All eyes are now on whether Russia makes a military move in predominantly Russian-speaking eastern Ukraine, where pro-Moscow demonstrators have marched and raised Russian flags over public buildings in several cities in the last three days.

Pro-Russian protesters besieged politicians inside the regional government building in the eastern city of Donetsk, Mr Yanukovych's hometown, today in the latest such action.

Russia has staged war games with 150,000 troops along the land border, but so far they have not crossed.

Kiev says Moscow is orchestrating the protests to justify a wider invasion.

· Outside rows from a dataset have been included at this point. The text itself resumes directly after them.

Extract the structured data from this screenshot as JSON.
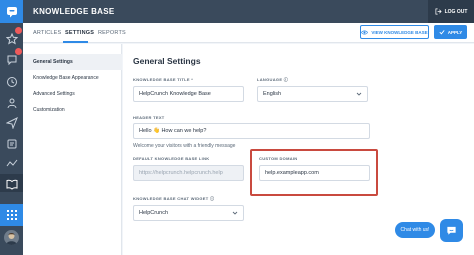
{
  "topbar": {
    "title": "KNOWLEDGE BASE",
    "logout_label": "LOG OUT"
  },
  "rail": {
    "items": [
      {
        "icon": "star-icon",
        "badge": ""
      },
      {
        "icon": "chat-icon",
        "badge": ""
      },
      {
        "icon": "clock-icon",
        "badge": ""
      },
      {
        "icon": "people-icon",
        "badge": ""
      },
      {
        "icon": "send-icon",
        "badge": ""
      },
      {
        "icon": "ticket-icon",
        "badge": ""
      },
      {
        "icon": "analytics-icon",
        "badge": ""
      },
      {
        "icon": "book-icon",
        "badge": ""
      }
    ]
  },
  "tabs": [
    {
      "label": "ARTICLES"
    },
    {
      "label": "SETTINGS"
    },
    {
      "label": "REPORTS"
    }
  ],
  "actions": {
    "view_label": "VIEW KNOWLEDGE BASE",
    "apply_label": "APPLY"
  },
  "submenu": {
    "items": [
      {
        "label": "General Settings"
      },
      {
        "label": "Knowledge Base Appearance"
      },
      {
        "label": "Advanced Settings"
      },
      {
        "label": "Customization"
      }
    ]
  },
  "form": {
    "heading": "General Settings",
    "kb_title": {
      "label": "KNOWLEDGE BASE TITLE *",
      "value": "HelpCrunch Knowledge Base"
    },
    "language": {
      "label": "LANGUAGE",
      "value": "English"
    },
    "header_text": {
      "label": "HEADER TEXT",
      "value": "Hello 👋 How can we help?",
      "hint": "Welcome your visitors with a friendly message"
    },
    "default_link": {
      "label": "DEFAULT KNOWLEDGE BASE LINK",
      "value": "https://helpcrunch.helpcrunch.help"
    },
    "custom_domain": {
      "label": "CUSTOM DOMAIN",
      "value": "help.exampleapp.com"
    },
    "chat_widget": {
      "label": "KNOWLEDGE BASE CHAT WIDGET",
      "value": "HelpCrunch"
    }
  },
  "chat": {
    "bubble_text": "Chat with us!"
  },
  "colors": {
    "accent": "#2f8ae6",
    "rail": "#3a4a5c",
    "highlight": "#c94a3f"
  }
}
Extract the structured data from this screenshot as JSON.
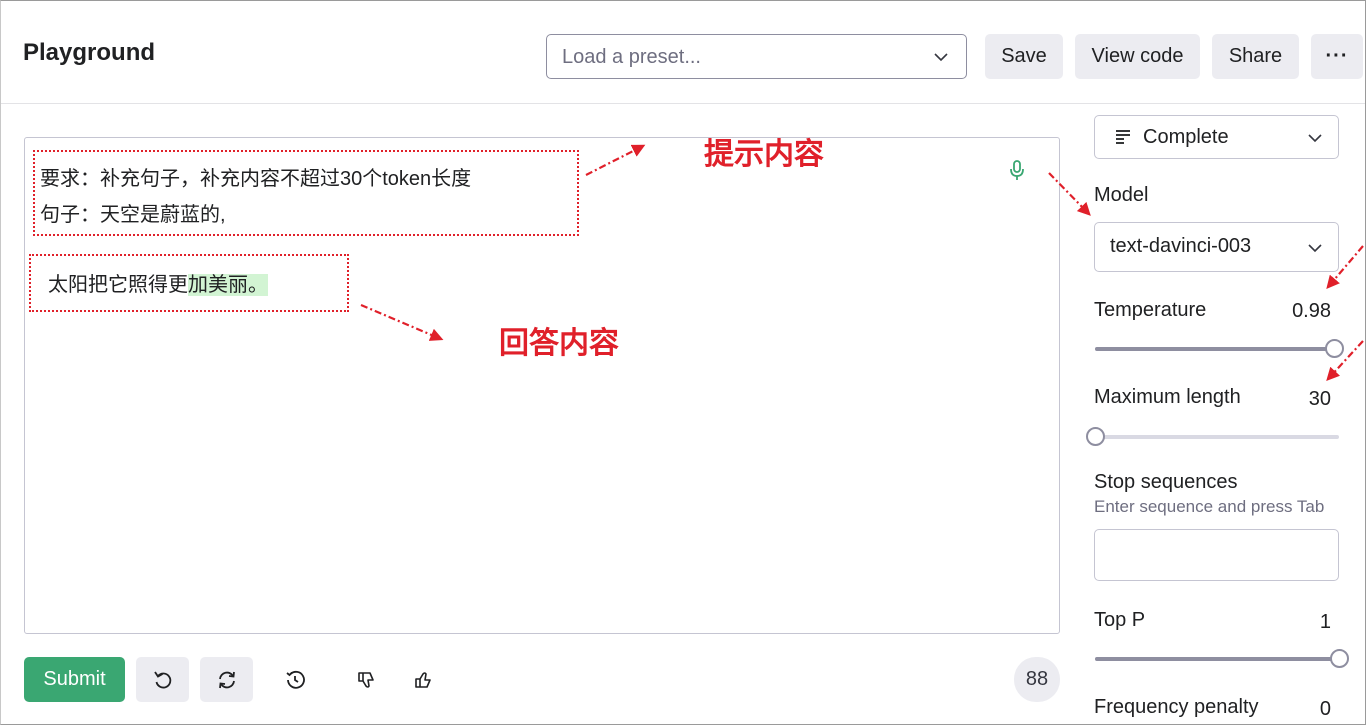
{
  "header": {
    "title": "Playground",
    "preset_placeholder": "Load a preset...",
    "save_label": "Save",
    "view_code_label": "View code",
    "share_label": "Share",
    "more_label": "···"
  },
  "editor": {
    "prompt_line1": "要求：补充句子，补充内容不超过30个token长度",
    "prompt_line2": "句子：天空是蔚蓝的,",
    "answer_plain": "太阳把它照得更",
    "answer_highlight": "加美丽。"
  },
  "annotations": {
    "prompt_label": "提示内容",
    "answer_label": "回答内容",
    "color": "#e0202a"
  },
  "toolbar": {
    "submit_label": "Submit",
    "token_count": "88",
    "submit_color": "#3aa772"
  },
  "settings": {
    "mode": "Complete",
    "model_label": "Model",
    "model_value": "text-davinci-003",
    "temperature_label": "Temperature",
    "temperature_value": "0.98",
    "temperature_fraction": 0.98,
    "max_length_label": "Maximum length",
    "max_length_value": "30",
    "max_length_fraction": 0.0,
    "stop_label": "Stop sequences",
    "stop_hint": "Enter sequence and press Tab",
    "top_p_label": "Top P",
    "top_p_value": "1",
    "top_p_fraction": 1.0,
    "frequency_label": "Frequency penalty",
    "frequency_value": "0"
  },
  "icons": [
    "chevron-down-icon",
    "microphone-icon",
    "undo-icon",
    "regenerate-icon",
    "history-icon",
    "thumbs-down-icon",
    "thumbs-up-icon",
    "mode-lines-icon"
  ]
}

Tánaiste and Minister for Foreign Affairs Eamon Gilmore said the general view at today's meeting of the Foreign Affairs Council was that the crisis in Ukraine is the most serious that Europe has faced since the end of the Cold War.

Speaking on RTÉ's Six One News, he said there was a very strong condemnation of the action that was taken by Russia in Crimea over the weekend.

This was a clear breach of international law and there is a call on Russia to withdraw its troops to barracks, he said.

There is a very strong wish that this crisis be resolved peacefully, he said, adding that there is strong support for international organisations such as the UN and the OSCE, who are attempting to broker agreement in this situation.